„Eifersucht und Neid scheinen zunehmend zu verschmelzen“

Stipendiengewinnerin Nikita S. Felder über Eifersucht im Wandel

Nikita S. Felder, Soziologieabsolventin der Universität Wien, ist die diesjährige Gewinnerin unseres John-Houghton Stipendiums. Im Interview spricht sie mit uns über die Eifersucht im Wandel der Generationen und erklärt, inwiefern das Internet Eifersuchtpraktiken in Beziehungen beeinflusst.

Frau Felder, wie sind Sie auf das Thema „Zum Bedeutungswandel von Eifersucht und der Veränderung von ‚Eifersuchtspraktiken‘ im Generationenvergleich“ für Ihre Masterarbeit gekommen?

Das hat zum einen persönliche Gründe. In meiner vorangegangenen Beziehung war Eifersucht ein zentrales Thema, an dem die Beziehung letztendlich auch gescheitert ist. Daraufhin habe ich mich ziemlich intensiv mit dem Eifersuchtsgefühl auseinandergesetzt. Ich habe mir unter anderem die Frage gestellt, ob Eifersucht grundsätzlich beeinflussbar ist, etwa durch spezifische Denkweisen und durch Beziehungsformen, bei denen dem Anderen mehr Freiraum zugestanden wird.

Zum anderen ist die Veränderung von Eifersuchtsbedeutungen und -praktiken über Generationen hinweg ein extrem spannender Themenkomplex. Wie verändert sich das Verhältnis zwischen Mann und Frau, zwischen mir und dem anderen oder dem Individuum und der Gesellschaft? Und wie öffentlich oder privat wird das Thema Eifersucht behandelt? Und schließlich auch, wie mit Eifersucht als negativer Emotion in der Postmoderne umgegangen wird. Damit berührt der Themenbereich ganz grundsätzliche soziologische Fragestellungen.

Inwieweit hat sich die Bedeutung von Eifersucht verändert?

Im Rahmen meiner Masterarbeit hat sich herausgestellt, dass der Eifersuchtsbegriff zunehmend mit dem Neidbegriff zu verschmelzen scheint. So bedeutet Eifersucht für meine jüngsten Interviewpartner und Interviewpartnerinnen nicht etwa, Angst davor zu haben, eine geliebte Person durch Konkurrenz zu verlieren, wie das bei den älteren Befragten größtenteils der Fall ist.
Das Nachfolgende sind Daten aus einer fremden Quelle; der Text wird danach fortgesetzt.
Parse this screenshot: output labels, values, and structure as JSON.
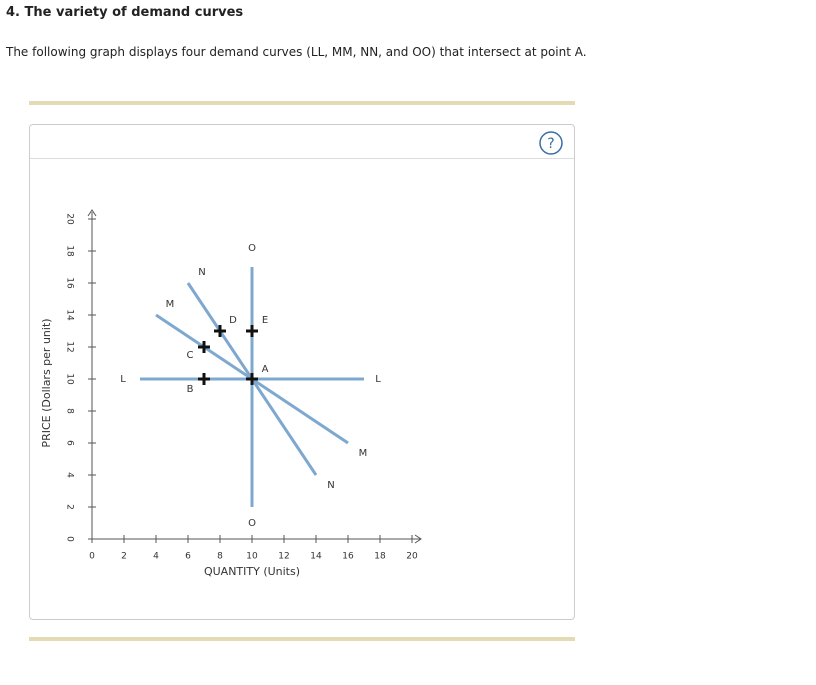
{
  "header": {
    "title": "4. The variety of demand curves"
  },
  "intro": "The following graph displays four demand curves (LL, MM, NN, and OO) that intersect at point A.",
  "chart_data": {
    "type": "line",
    "x_label": "QUANTITY (Units)",
    "y_label": "PRICE (Dollars per unit)",
    "xlim": [
      0,
      20
    ],
    "ylim": [
      0,
      20
    ],
    "xticks": [
      0,
      2,
      4,
      6,
      8,
      10,
      12,
      14,
      16,
      18,
      20
    ],
    "yticks": [
      0,
      2,
      4,
      6,
      8,
      10,
      12,
      14,
      16,
      18,
      20
    ],
    "series": [
      {
        "name": "L",
        "color": "#7ea8cf",
        "x": [
          3,
          17
        ],
        "values": [
          10,
          10
        ]
      },
      {
        "name": "M",
        "color": "#7ea8cf",
        "x": [
          4,
          16
        ],
        "values": [
          14,
          6
        ]
      },
      {
        "name": "N",
        "color": "#7ea8cf",
        "x": [
          6,
          14
        ],
        "values": [
          16,
          4
        ]
      },
      {
        "name": "O",
        "color": "#7ea8cf",
        "x": [
          10,
          10
        ],
        "values": [
          17,
          2
        ]
      }
    ],
    "points": [
      {
        "name": "A",
        "x": 10,
        "y": 10
      },
      {
        "name": "B",
        "x": 7,
        "y": 10
      },
      {
        "name": "C",
        "x": 7,
        "y": 12
      },
      {
        "name": "D",
        "x": 8,
        "y": 13
      },
      {
        "name": "E",
        "x": 10,
        "y": 13
      }
    ]
  }
}
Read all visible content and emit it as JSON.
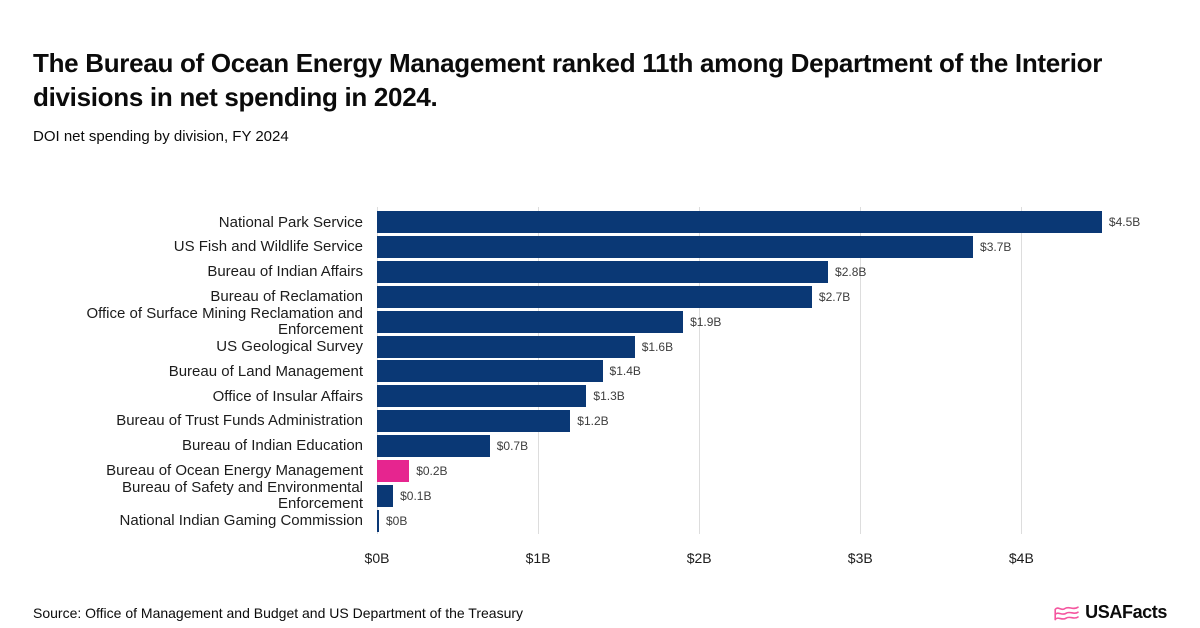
{
  "header": {
    "title": "The Bureau of Ocean Energy Management ranked 11th among Department of the Interior divisions in net spending in 2024.",
    "subtitle": "DOI net spending by division, FY 2024"
  },
  "chart_data": {
    "type": "bar",
    "orientation": "horizontal",
    "title": "The Bureau of Ocean Energy Management ranked 11th among Department of the Interior divisions in net spending in 2024.",
    "subtitle": "DOI net spending by division, FY 2024",
    "unit": "billions USD",
    "categories": [
      "National Park Service",
      "US Fish and Wildlife Service",
      "Bureau of Indian Affairs",
      "Bureau of Reclamation",
      "Office of Surface Mining Reclamation and Enforcement",
      "US Geological Survey",
      "Bureau of Land Management",
      "Office of Insular Affairs",
      "Bureau of Trust Funds Administration",
      "Bureau of Indian Education",
      "Bureau of Ocean Energy Management",
      "Bureau of Safety and Environmental Enforcement",
      "National Indian Gaming Commission"
    ],
    "values": [
      4.5,
      3.7,
      2.8,
      2.7,
      1.9,
      1.6,
      1.4,
      1.3,
      1.2,
      0.7,
      0.2,
      0.1,
      0.0
    ],
    "value_labels": [
      "$4.5B",
      "$3.7B",
      "$2.8B",
      "$2.7B",
      "$1.9B",
      "$1.6B",
      "$1.4B",
      "$1.3B",
      "$1.2B",
      "$0.7B",
      "$0.2B",
      "$0.1B",
      "$0B"
    ],
    "highlight_index": 10,
    "highlighted_category": "Bureau of Ocean Energy Management",
    "x_ticks": [
      {
        "value": 0,
        "label": "$0B"
      },
      {
        "value": 1,
        "label": "$1B"
      },
      {
        "value": 2,
        "label": "$2B"
      },
      {
        "value": 3,
        "label": "$3B"
      },
      {
        "value": 4,
        "label": "$4B"
      }
    ],
    "xlim": [
      0,
      4.6
    ],
    "grid": true,
    "legend": false,
    "colors": {
      "bar": "#0a3875",
      "highlight": "#e6258f",
      "gridline": "#dddddd",
      "value_label": "#3d3d3d",
      "category_label": "#1c1c1c"
    }
  },
  "footer": {
    "source": "Source: Office of Management and Budget and US Department of the Treasury",
    "logo_text": "USAFacts",
    "logo_color": "#f4569f"
  }
}
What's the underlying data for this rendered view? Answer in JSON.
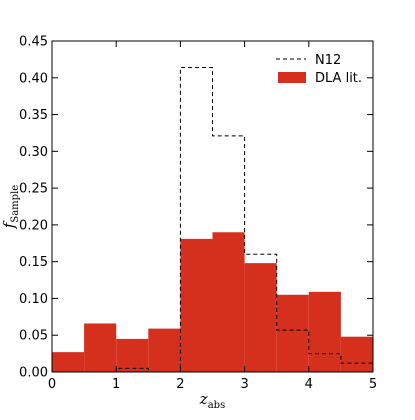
{
  "colors": {
    "dla_fill": "#d5301e",
    "n12_line": "#000000",
    "frame": "#000000",
    "background": "#ffffff"
  },
  "chart_data": {
    "type": "histogram",
    "x_axis": {
      "label_main": "z",
      "label_sub": "abs",
      "range": [
        0,
        5
      ],
      "ticks": [
        0,
        1,
        2,
        3,
        4,
        5
      ],
      "tick_labels": [
        "0",
        "1",
        "2",
        "3",
        "4",
        "5"
      ]
    },
    "y_axis": {
      "label_main": "f",
      "label_sub": "Sample",
      "range": [
        0,
        0.45
      ],
      "ticks": [
        0,
        0.05,
        0.1,
        0.15,
        0.2,
        0.25,
        0.3,
        0.35,
        0.4,
        0.45
      ],
      "tick_labels": [
        "0.00",
        "0.05",
        "0.10",
        "0.15",
        "0.20",
        "0.25",
        "0.30",
        "0.35",
        "0.40",
        "0.45"
      ]
    },
    "bin_edges": [
      0,
      0.5,
      1.0,
      1.5,
      2.0,
      2.5,
      3.0,
      3.5,
      4.0,
      4.5,
      5.0
    ],
    "series": [
      {
        "name": "DLA lit.",
        "style": "filled",
        "values": [
          0.027,
          0.066,
          0.045,
          0.059,
          0.181,
          0.19,
          0.148,
          0.105,
          0.109,
          0.048
        ]
      },
      {
        "name": "N12",
        "style": "dashed-step",
        "values": [
          0.0,
          0.0,
          0.005,
          0.0,
          0.414,
          0.321,
          0.16,
          0.057,
          0.025,
          0.012
        ]
      }
    ],
    "legend": {
      "position": "upper-right",
      "entries": [
        "N12",
        "DLA lit."
      ]
    },
    "grid": false
  }
}
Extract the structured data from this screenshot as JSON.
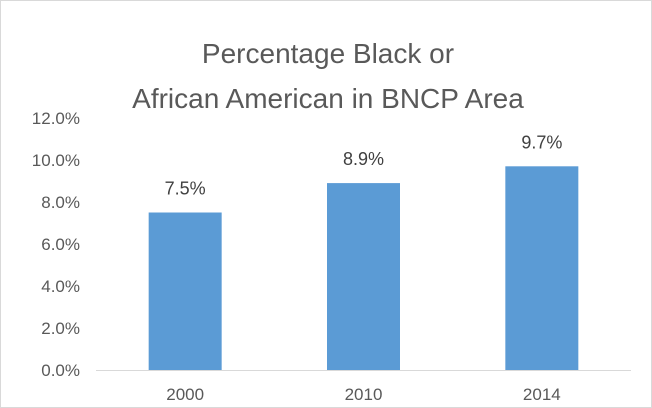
{
  "chart_data": {
    "type": "bar",
    "title_lines": [
      "Percentage Black or",
      "African American in BNCP Area"
    ],
    "categories": [
      "2000",
      "2010",
      "2014"
    ],
    "values": [
      7.5,
      8.9,
      9.7
    ],
    "data_labels": [
      "7.5%",
      "8.9%",
      "9.7%"
    ],
    "y_ticks": [
      "0.0%",
      "2.0%",
      "4.0%",
      "6.0%",
      "8.0%",
      "10.0%",
      "12.0%"
    ],
    "ylim": [
      0,
      12
    ],
    "y_tick_step": 2,
    "xlabel": "",
    "ylabel": "",
    "grid": false,
    "legend": "none",
    "bar_color": "#5b9bd5",
    "axis_color": "#d9d9d9"
  }
}
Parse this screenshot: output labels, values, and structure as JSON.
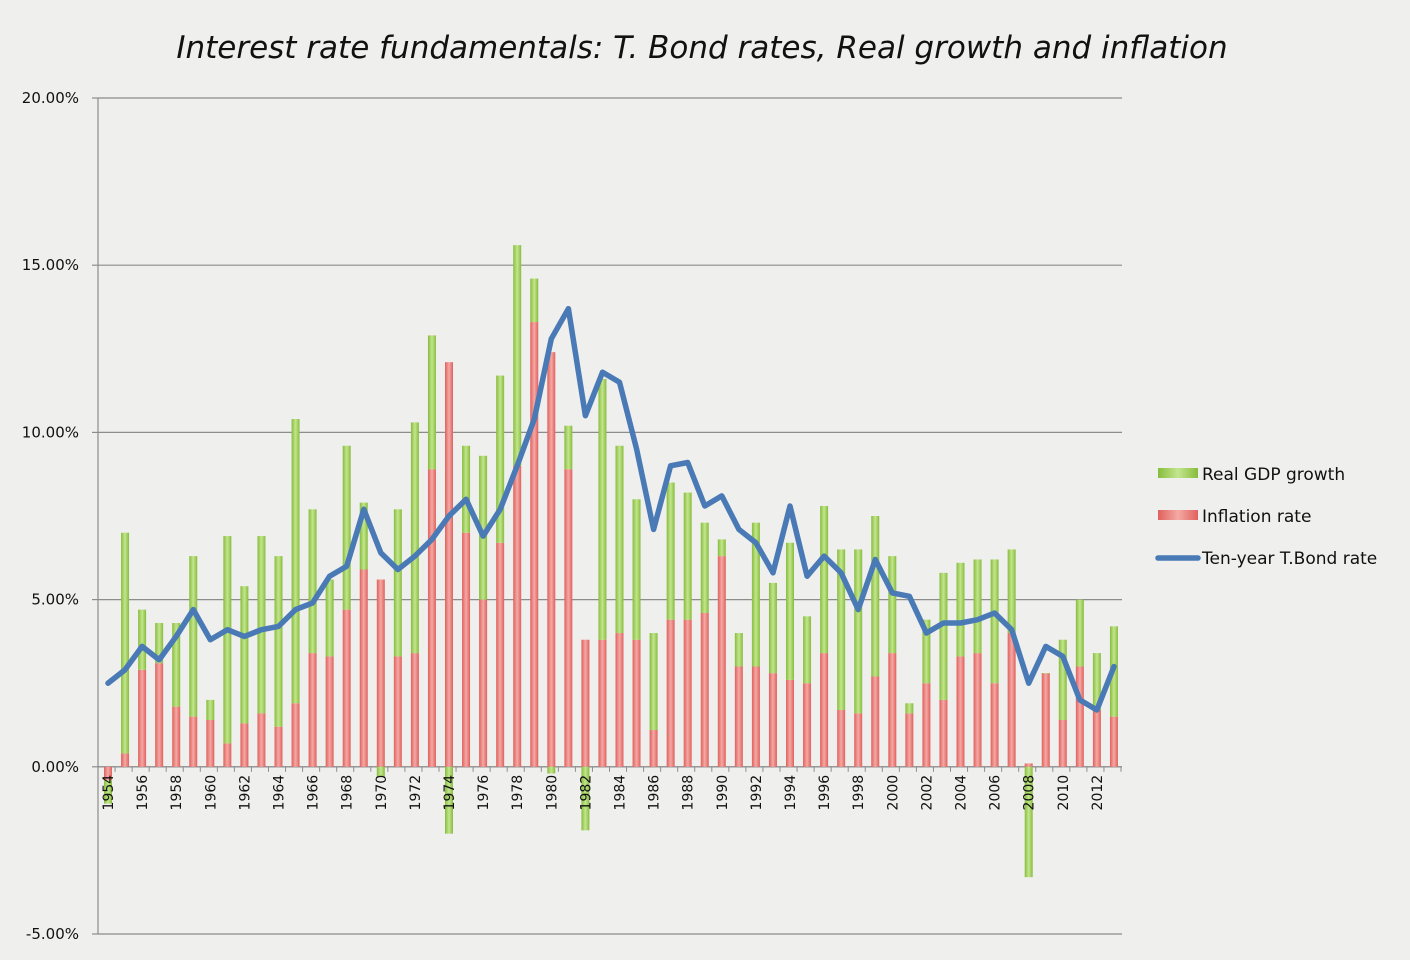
{
  "chart_data": {
    "type": "bar",
    "title": "Interest rate fundamentals: T. Bond rates, Real growth and inflation",
    "x": [
      1954,
      1955,
      1956,
      1957,
      1958,
      1959,
      1960,
      1961,
      1962,
      1963,
      1964,
      1965,
      1966,
      1967,
      1968,
      1969,
      1970,
      1971,
      1972,
      1973,
      1974,
      1975,
      1976,
      1977,
      1978,
      1979,
      1980,
      1981,
      1982,
      1983,
      1984,
      1985,
      1986,
      1987,
      1988,
      1989,
      1990,
      1991,
      1992,
      1993,
      1994,
      1995,
      1996,
      1997,
      1998,
      1999,
      2000,
      2001,
      2002,
      2003,
      2004,
      2005,
      2006,
      2007,
      2008,
      2009,
      2010,
      2011,
      2012,
      2013
    ],
    "x_tick_labels": [
      "1954",
      "1956",
      "1958",
      "1960",
      "1962",
      "1964",
      "1966",
      "1968",
      "1970",
      "1972",
      "1974",
      "1976",
      "1978",
      "1980",
      "1982",
      "1984",
      "1986",
      "1988",
      "1990",
      "1992",
      "1994",
      "1996",
      "1998",
      "2000",
      "2002",
      "2004",
      "2006",
      "2008",
      "2010",
      "2012"
    ],
    "ylim": [
      -5,
      20
    ],
    "yticks": [
      -5,
      0,
      5,
      10,
      15,
      20
    ],
    "ytick_labels": [
      "-5.00%",
      "0.00%",
      "5.00%",
      "10.00%",
      "15.00%",
      "20.00%"
    ],
    "grid": true,
    "legend": "right",
    "stacked": true,
    "series": [
      {
        "name": "Real GDP growth",
        "kind": "bar",
        "color": "#9acd4e",
        "values": [
          -0.7,
          6.6,
          1.8,
          1.2,
          2.5,
          4.8,
          0.6,
          6.2,
          4.1,
          5.3,
          5.1,
          8.5,
          4.3,
          2.3,
          4.9,
          2.0,
          -0.3,
          4.4,
          6.9,
          4.0,
          -2.0,
          2.6,
          4.3,
          5.0,
          6.6,
          1.3,
          -0.2,
          1.3,
          -1.9,
          7.8,
          5.6,
          4.2,
          2.9,
          4.1,
          3.8,
          2.7,
          0.5,
          1.0,
          4.3,
          2.7,
          4.1,
          2.0,
          4.4,
          4.8,
          4.9,
          4.8,
          2.9,
          0.3,
          1.9,
          3.8,
          2.8,
          2.8,
          3.7,
          2.5,
          -3.3,
          0.0,
          2.4,
          2.0,
          1.7,
          2.7
        ]
      },
      {
        "name": "Inflation rate",
        "kind": "bar",
        "color": "#e8736f",
        "values": [
          -0.4,
          0.4,
          2.9,
          3.1,
          1.8,
          1.5,
          1.4,
          0.7,
          1.3,
          1.6,
          1.2,
          1.9,
          3.4,
          3.3,
          4.7,
          5.9,
          5.6,
          3.3,
          3.4,
          8.9,
          12.1,
          7.0,
          5.0,
          6.7,
          9.0,
          13.3,
          12.4,
          8.9,
          3.8,
          3.8,
          4.0,
          3.8,
          1.1,
          4.4,
          4.4,
          4.6,
          6.3,
          3.0,
          3.0,
          2.8,
          2.6,
          2.5,
          3.4,
          1.7,
          1.6,
          2.7,
          3.4,
          1.6,
          2.5,
          2.0,
          3.3,
          3.4,
          2.5,
          4.0,
          0.1,
          2.8,
          1.4,
          3.0,
          1.7,
          1.5
        ]
      },
      {
        "name": "Ten-year T.Bond rate",
        "kind": "line",
        "color": "#4a7ab5",
        "values": [
          2.5,
          2.9,
          3.6,
          3.2,
          3.9,
          4.7,
          3.8,
          4.1,
          3.9,
          4.1,
          4.2,
          4.7,
          4.9,
          5.7,
          6.0,
          7.7,
          6.4,
          5.9,
          6.3,
          6.8,
          7.5,
          8.0,
          6.9,
          7.7,
          9.0,
          10.4,
          12.8,
          13.7,
          10.5,
          11.8,
          11.5,
          9.5,
          7.1,
          9.0,
          9.1,
          7.8,
          8.1,
          7.1,
          6.7,
          5.8,
          7.8,
          5.7,
          6.3,
          5.8,
          4.7,
          6.2,
          5.2,
          5.1,
          4.0,
          4.3,
          4.3,
          4.4,
          4.6,
          4.1,
          2.5,
          3.6,
          3.3,
          2.0,
          1.7,
          3.0
        ]
      }
    ]
  }
}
Vielmehr besteht der Kern ihres Eifersuchtsbegriffs darin, eine Person, Eigenschaft oder einen Gegenstand besitzen zu wollen.

Damit wird die begehrte Person auf eine Ebene mit Objekten gestellt, was nicht zuletzt auf veränderte Beziehungspraktiken und eine Ökonomisierung von Emotionen schließen lässt.

Daneben lässt sich anhand der Gegenüberstellung der „ältesten“ und der „jüngsten“ Generation auch auf eine zunehmende Bedeutung des Subjekts schließen.

Das zeigt sich etwa darin, dass die „Generation der Kriegskinder“ die Eifersucht hervorbringenden Situationen besonders betont. Sie verstehen Eifersucht als Gefühl, das eng an eine bestimmte Konstellation von an dieser Situation beteiligten Personen gekoppelt ist. Die „iGeneration“ (junge Generation) nimmt hingegen fast ausschließlich auf das individuelle Selbst Bezug. Situative Aspekte spielen für sie ebenso kaum eine Rolle wie soziale Kategorien, zum Beispiel Geschlecht und Milieu.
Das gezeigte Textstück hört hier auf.